Le traitement des factures, en particulier celles de situation de travaux, est une question délicate dans le monde de la gestion immobilière et pour les offices publics de l’habitat. Bien menée, sa dématérialisation peut apporter la rationalisation nécessaire. C’est ce que démontre le 4e focus de la rédaction d’Archimag, avec Arondor, IBM et Serda, ainsi que Paris Habitat pour son retour d’expérience.
Tenu le 1er décembre 2015, le 4e focus de la rédaction d’Archimag se consacrait à la dématérialisation des factures en gestion immobilière. Animée par Michel Remize, rédacteur en chef d’Archimag, la table ronde réunissait l’entreprise de services du numérique Arondor, l’éditeur IBM et Serda Conseil. Paris Habitat livrait son retour d’expérience.

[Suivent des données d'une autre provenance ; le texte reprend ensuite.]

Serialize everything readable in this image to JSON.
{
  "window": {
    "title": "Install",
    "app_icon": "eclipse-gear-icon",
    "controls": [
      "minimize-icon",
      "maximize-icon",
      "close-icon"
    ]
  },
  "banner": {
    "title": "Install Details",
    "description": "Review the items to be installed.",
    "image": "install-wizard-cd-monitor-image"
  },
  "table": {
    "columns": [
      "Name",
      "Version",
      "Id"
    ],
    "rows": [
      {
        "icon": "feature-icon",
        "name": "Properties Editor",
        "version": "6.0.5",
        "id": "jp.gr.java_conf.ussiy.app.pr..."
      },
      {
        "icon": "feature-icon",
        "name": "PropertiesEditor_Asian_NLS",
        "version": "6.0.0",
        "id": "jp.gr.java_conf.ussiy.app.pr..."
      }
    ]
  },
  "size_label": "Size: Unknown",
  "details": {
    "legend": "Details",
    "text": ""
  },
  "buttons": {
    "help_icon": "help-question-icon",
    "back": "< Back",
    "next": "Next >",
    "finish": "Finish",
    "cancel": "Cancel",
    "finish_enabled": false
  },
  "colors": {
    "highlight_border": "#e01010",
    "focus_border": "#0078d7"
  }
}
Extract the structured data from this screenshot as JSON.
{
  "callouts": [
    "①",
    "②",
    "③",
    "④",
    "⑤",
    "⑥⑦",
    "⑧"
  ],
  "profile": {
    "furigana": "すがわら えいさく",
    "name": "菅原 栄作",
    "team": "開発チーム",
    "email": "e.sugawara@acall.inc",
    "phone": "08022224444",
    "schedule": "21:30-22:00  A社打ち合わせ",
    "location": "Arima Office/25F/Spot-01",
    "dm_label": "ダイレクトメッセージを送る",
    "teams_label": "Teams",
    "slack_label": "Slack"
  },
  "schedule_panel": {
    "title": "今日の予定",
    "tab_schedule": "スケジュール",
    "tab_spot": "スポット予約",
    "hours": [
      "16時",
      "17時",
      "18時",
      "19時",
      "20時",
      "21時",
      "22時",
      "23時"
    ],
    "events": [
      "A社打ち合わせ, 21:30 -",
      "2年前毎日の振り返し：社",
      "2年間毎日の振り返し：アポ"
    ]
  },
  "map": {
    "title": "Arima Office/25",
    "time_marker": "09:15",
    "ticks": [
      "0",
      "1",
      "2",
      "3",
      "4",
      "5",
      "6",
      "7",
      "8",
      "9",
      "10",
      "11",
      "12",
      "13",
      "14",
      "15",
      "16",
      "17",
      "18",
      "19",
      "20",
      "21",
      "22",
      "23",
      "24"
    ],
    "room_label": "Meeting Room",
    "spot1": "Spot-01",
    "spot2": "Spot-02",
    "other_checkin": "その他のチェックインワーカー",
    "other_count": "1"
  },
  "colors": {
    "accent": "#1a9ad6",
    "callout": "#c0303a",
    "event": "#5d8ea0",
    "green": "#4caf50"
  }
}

Des contraintes juridiques et réglementaires
A partir du 1er janvier 2017, la dématérialisation des factures sera progressivement obligatoire pour l'ensemble des fournisseurs du secteur public, rappelle Pierre Fuzeau, coprésident du Groupe Serda et président de l'Afnor CN 46 Information et Documentation, Records Management et Archives. Il précise : l’obligation faite à l’Etat d’accepter les factures électroniques sera généralisée aux collectivités territoriales et à tous les établissements publics dès cette date. Voilà donc les entreprises et organismes publics placés au pied du mur.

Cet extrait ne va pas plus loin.